Segundo o político, alguns dos alunos tinham informado as suas famílias dos seus planos e vários pais viajaram este fim de semana para a capital da Turquia com o objetivo de tentar convencê-los a regressar.

Ediboglu Ali considerou que o caso destes jovens é "um pouco diferente" - porque viajaram até à região para "ajudar, não para lutar" - e explicou que estão a estudar medicina no Sudão, porque as suas famílias pretendiam que fossem educados numa cultura islâmica.

No entanto, o político turco sublinhou que "os enganaram" e que "lhes lavaram a cabeça".

Segundo o relato de Ediboglu Ali, uma das jovens, Lena Maumoon Abdulqadir, informou a família por meio da rede de mensagens WhatsApp que tinham chegado à Turquia e que estavam "a caminho" de se apresentarem como "voluntários para ajudarem o povo sírio".

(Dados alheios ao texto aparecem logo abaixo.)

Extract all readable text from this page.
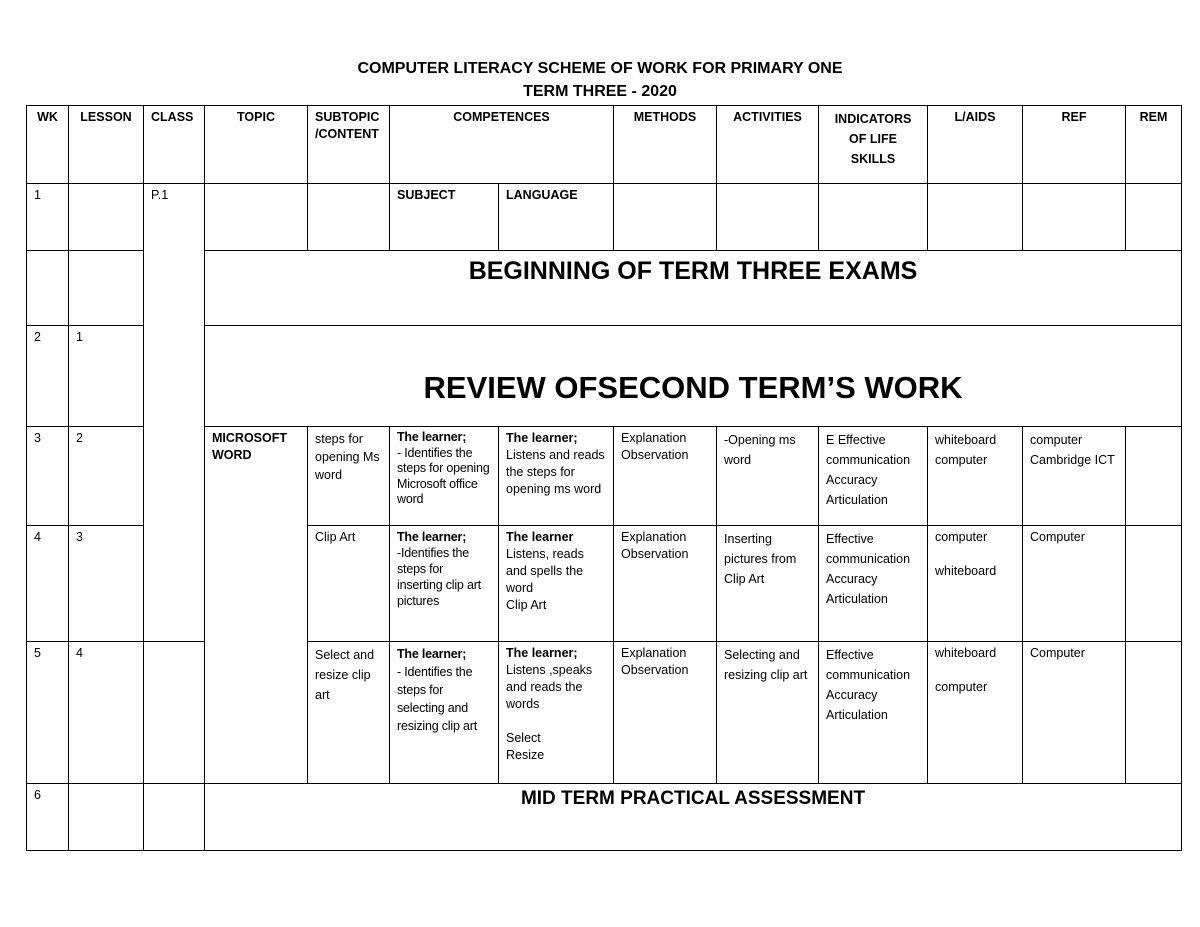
COMPUTER LITERACY SCHEME OF WORK FOR PRIMARY ONE
TERM THREE - 2020
WK	LESSON	CLASS	TOPIC	SUBTOPIC /CONTENT	COMPETENCES		METHODS	ACTIVITIES	INDICATORS OF LIFE SKILLS	L/AIDS	REF	REM
1		P.1			SUBJECT	LANGUAGE						
			BEGINNING OF TERM THREE EXAMS									
2	1		REVIEW OFSECOND TERM’S WORK									
3	2		MICROSOFT WORD	steps for opening Ms word	The learner;
- Identifies the steps for opening Microsoft office word	The learner;
Listens and reads the steps for opening ms word	Explanation
Observation	-Opening ms word	E Effective communication
Accuracy
Articulation	whiteboard
computer	computer
Cambridge ICT	
4	3			Clip Art	The learner;
-Identifies the steps for inserting clip art pictures	The learner
Listens, reads and spells the word
Clip Art	Explanation
Observation	Inserting pictures from Clip Art	Effective communication
Accuracy
Articulation	computer
whiteboard	Computer	
5	4			Select and resize clip art	The learner;
- Identifies the steps for selecting and resizing clip art	The learner;
Listens ,speaks and reads the words
Select
Resize	Explanation
Observation	Selecting and resizing clip art	Effective communication
Accuracy
Articulation	whiteboard
computer	Computer	
6			MID TERM PRACTICAL ASSESSMENT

Um porta-voz do ministério dos Negócios Estrangeiros britânico disse que está a ser "prestada assistência consular às famílias", tentando-se descobrir, em colaboração com a polícia turca, "o paradeiro" do grupo.

A intenção destes jovens em colaborar com o EI não é isolada no Reino Unido, motivo que leva vários setores a pressionar o Governo para evitar a radicalização dos adolescentes.

Na semana passada, três jovens britânicos, com idades entre os 17 e os 19 anos, foram presos no Reino Unido depois de chegarem da Turquia, sob suspeita de terem viajado para este país com o objetivo de chegar à Síria.

Após o interrogatório, os três foram libertados sob fiança.

No mês passado, três adolescentes de Londres, entre os 15 e os 16 anos, viajaram para a Turquia aproveitando as férias escolares e cruzaram a fronteira com a Síria para supostamente se juntarem a grupos extremistas.

Este caso provocou recriminações entre as forças de segurança turcas e britânicas por falta de coordenação, enquanto o executivo turco lamentou posteriormente que as autoridades de Istambul não tenham recebido com a devida antecedência o aviso sobre o desaparecimento das adolescentes.